Dia merasa aneh dengan sikap suaminya hari ini, mulai dari pulang Rey seakan bermanja dengan nya bahkan sudah beberapa kali Rey mengungkapkan perasaannya.


Entah itu membuat Mel merasa bimbang, Mengingat foto yang dia terima sore tadi dimana Rey bersama Bilqis berada di sebuah Restoran.

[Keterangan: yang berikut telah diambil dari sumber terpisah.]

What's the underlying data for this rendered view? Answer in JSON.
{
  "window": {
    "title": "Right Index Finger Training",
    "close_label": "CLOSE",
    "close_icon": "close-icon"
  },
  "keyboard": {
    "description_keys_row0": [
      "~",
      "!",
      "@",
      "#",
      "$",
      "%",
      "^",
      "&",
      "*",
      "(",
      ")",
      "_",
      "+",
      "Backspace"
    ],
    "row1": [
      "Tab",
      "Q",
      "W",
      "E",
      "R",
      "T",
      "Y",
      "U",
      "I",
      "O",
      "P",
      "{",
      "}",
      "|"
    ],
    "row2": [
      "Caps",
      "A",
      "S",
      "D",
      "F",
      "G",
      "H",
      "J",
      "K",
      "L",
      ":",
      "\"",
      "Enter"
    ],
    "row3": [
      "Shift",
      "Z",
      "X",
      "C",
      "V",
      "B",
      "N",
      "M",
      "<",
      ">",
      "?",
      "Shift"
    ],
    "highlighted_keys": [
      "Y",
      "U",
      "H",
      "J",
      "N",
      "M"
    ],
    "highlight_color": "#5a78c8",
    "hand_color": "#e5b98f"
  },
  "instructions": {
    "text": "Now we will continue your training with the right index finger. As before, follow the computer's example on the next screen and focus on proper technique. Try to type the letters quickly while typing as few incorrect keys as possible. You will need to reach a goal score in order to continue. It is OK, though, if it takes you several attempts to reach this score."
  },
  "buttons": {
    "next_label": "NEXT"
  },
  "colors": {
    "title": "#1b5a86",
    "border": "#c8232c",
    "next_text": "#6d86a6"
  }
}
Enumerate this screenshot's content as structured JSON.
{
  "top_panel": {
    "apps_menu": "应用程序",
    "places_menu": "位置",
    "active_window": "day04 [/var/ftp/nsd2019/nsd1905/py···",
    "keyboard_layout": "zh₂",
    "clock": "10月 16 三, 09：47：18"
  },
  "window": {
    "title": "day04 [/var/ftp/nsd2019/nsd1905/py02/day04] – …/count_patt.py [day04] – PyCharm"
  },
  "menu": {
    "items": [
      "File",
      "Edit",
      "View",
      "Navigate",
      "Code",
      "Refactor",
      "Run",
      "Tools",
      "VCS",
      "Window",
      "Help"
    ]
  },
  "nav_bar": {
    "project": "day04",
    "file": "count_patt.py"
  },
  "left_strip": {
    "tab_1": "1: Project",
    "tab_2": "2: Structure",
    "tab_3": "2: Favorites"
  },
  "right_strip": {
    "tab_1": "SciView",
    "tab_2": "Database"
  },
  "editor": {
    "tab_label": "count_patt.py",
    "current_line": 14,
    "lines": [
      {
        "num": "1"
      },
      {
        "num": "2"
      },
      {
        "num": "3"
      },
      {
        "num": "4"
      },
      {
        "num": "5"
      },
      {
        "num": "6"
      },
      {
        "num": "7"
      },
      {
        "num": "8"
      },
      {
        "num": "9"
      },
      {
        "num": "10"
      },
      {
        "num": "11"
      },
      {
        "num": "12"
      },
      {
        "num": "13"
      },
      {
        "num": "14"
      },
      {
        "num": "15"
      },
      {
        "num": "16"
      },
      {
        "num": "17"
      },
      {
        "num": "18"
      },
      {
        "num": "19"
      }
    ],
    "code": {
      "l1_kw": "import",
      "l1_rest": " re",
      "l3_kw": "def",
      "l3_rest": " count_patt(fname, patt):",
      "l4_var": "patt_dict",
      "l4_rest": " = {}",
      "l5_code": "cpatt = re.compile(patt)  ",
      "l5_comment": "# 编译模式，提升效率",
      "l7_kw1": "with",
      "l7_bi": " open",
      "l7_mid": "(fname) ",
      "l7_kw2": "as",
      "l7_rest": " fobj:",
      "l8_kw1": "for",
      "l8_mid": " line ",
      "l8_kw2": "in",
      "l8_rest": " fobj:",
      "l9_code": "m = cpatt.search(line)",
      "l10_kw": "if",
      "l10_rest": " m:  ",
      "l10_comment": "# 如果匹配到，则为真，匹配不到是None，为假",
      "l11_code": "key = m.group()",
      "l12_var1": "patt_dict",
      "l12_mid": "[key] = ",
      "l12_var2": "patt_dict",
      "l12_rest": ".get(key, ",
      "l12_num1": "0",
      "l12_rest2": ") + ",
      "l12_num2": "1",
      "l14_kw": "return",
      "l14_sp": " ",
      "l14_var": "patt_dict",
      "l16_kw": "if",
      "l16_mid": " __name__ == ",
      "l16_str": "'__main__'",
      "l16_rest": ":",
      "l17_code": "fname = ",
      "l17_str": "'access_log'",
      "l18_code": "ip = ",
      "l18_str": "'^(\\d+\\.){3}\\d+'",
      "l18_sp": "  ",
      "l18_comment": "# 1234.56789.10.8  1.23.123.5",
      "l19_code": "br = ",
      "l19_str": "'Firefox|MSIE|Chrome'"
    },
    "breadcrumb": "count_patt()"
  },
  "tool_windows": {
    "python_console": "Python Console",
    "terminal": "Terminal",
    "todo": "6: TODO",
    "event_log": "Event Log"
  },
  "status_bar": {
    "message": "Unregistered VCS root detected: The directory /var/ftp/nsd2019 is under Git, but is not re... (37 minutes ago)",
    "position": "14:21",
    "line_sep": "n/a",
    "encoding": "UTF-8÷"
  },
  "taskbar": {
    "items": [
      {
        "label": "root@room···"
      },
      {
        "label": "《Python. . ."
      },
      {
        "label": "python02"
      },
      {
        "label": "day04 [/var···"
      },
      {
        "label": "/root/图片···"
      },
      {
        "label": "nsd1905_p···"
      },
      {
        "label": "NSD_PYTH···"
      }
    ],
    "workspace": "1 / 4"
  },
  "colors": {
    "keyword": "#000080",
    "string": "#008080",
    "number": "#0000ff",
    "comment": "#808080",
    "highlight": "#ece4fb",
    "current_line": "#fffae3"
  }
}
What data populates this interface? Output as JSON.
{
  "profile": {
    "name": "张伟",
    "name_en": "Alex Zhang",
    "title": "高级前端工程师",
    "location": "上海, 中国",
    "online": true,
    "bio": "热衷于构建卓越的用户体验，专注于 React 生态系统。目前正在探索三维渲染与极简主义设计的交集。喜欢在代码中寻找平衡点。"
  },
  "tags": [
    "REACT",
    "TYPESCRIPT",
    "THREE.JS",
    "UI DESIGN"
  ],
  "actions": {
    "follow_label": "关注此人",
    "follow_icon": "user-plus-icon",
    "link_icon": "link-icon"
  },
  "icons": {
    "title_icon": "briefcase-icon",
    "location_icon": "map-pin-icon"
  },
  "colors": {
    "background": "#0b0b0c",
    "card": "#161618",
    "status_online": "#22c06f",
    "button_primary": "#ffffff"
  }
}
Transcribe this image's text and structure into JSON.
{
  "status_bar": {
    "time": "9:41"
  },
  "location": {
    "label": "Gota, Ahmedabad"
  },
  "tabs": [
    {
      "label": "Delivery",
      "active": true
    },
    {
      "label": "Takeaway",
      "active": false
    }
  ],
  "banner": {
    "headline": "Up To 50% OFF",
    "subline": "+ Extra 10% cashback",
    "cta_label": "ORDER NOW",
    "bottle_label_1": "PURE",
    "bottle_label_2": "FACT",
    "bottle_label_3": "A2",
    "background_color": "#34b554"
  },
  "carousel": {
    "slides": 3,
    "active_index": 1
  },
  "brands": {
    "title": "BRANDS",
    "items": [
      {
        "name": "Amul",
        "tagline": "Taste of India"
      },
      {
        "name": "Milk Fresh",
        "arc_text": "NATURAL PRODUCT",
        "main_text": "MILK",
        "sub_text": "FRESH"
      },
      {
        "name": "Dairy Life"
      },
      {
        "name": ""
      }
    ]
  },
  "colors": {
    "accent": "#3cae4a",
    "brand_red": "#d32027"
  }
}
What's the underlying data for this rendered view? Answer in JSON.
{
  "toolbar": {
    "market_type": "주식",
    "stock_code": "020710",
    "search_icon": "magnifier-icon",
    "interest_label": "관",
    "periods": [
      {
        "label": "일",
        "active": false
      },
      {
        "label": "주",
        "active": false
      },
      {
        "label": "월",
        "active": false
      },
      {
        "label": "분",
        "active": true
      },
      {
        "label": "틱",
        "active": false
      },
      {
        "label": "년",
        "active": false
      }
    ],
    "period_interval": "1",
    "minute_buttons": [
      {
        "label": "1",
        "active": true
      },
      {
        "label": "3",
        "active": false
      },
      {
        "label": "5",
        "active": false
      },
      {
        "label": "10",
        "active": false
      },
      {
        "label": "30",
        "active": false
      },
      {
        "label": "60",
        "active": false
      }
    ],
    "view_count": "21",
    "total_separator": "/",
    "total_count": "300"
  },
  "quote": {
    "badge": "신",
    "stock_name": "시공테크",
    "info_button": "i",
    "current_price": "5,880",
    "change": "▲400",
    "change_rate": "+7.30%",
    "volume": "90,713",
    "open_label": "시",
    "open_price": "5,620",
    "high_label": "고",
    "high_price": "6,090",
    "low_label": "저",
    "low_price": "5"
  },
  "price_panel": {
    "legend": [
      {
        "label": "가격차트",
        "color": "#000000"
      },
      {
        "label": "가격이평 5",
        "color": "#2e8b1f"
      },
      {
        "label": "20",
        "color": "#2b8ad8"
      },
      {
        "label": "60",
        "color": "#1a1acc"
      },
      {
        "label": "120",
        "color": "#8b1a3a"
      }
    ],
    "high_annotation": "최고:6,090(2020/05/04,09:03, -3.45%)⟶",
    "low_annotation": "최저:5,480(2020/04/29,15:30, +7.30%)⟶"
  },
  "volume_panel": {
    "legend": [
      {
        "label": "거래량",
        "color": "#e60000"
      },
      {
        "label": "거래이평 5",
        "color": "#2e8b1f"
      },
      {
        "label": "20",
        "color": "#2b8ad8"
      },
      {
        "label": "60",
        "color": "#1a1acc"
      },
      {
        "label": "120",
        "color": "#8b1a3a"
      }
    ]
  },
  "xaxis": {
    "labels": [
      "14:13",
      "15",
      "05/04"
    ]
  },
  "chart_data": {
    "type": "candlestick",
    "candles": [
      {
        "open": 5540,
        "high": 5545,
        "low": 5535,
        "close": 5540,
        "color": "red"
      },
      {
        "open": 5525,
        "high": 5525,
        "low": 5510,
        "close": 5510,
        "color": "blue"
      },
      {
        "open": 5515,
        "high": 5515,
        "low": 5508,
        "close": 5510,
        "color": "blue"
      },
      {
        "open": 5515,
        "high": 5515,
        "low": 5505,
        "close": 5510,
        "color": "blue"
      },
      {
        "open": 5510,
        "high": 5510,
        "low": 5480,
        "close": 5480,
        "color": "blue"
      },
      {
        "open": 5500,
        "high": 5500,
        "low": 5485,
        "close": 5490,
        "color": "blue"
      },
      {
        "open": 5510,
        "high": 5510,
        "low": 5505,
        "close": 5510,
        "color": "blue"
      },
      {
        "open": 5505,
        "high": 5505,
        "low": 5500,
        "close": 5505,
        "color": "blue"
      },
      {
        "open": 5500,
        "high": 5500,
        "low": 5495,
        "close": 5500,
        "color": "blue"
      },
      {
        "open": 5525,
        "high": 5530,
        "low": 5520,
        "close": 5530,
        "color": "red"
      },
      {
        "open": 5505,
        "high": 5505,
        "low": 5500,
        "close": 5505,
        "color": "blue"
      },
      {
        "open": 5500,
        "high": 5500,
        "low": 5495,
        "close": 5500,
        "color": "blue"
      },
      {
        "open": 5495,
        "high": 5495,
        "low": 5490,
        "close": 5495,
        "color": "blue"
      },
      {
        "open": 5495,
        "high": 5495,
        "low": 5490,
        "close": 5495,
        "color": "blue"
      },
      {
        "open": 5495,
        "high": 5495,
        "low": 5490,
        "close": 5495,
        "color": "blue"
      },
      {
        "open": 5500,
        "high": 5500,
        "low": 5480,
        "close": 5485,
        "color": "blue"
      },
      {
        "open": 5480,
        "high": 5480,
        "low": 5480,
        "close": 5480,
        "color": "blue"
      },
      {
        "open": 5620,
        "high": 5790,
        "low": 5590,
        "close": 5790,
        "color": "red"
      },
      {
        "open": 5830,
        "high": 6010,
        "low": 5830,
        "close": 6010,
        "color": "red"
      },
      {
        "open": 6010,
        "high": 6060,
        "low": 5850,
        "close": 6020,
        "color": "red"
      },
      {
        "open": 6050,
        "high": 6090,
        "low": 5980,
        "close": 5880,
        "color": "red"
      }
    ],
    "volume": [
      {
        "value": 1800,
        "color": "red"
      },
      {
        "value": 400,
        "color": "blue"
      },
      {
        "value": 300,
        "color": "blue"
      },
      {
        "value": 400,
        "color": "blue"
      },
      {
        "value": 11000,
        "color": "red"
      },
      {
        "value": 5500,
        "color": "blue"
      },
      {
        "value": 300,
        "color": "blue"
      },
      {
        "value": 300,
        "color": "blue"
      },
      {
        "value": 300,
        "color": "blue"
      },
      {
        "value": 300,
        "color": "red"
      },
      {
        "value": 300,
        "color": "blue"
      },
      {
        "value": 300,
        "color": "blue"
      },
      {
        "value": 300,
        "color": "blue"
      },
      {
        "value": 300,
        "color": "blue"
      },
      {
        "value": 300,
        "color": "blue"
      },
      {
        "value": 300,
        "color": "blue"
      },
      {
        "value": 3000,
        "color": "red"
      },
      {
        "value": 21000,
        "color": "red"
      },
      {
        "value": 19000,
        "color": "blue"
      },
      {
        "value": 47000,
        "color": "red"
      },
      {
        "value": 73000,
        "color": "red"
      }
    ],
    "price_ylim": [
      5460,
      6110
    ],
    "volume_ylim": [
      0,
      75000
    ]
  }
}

Bukan hanya mereka berdua, namun juga terlihat makanan yang Rey suka.


" Bee,, " Panggil Rey saat Mel hanya diam menatap nya.


Mel tersenyum dan mengangguk,,


Rey sendiri menautkan alisnya, dia merasa ada yang aneh dengan istrinya.


Mel lebih banyak diam hari ini,,


" Hei,, Kamu kenapa apa kamu lelah ??" Ucap Rey dan Mel menggeleng.


" Apa ada yang sakit, kita ke rumah sakit "


" Tidak Mas,, Aku gapapa kok hanya mengantuk"


Rey tersenyum dan mengusap wajah Mel,,


" Tidurlah dulu "


Mel mengangguk dan memejamkan matanya, sebenarnya dia tidak mengantuk namun dia terus terbayang foto itu.


Rey bilang jika seharian dia bertemu banyak Klien hingga pulang telat namun nyatanya dia malah bertemu dengan Bilqis dan mereka malah makan berdua.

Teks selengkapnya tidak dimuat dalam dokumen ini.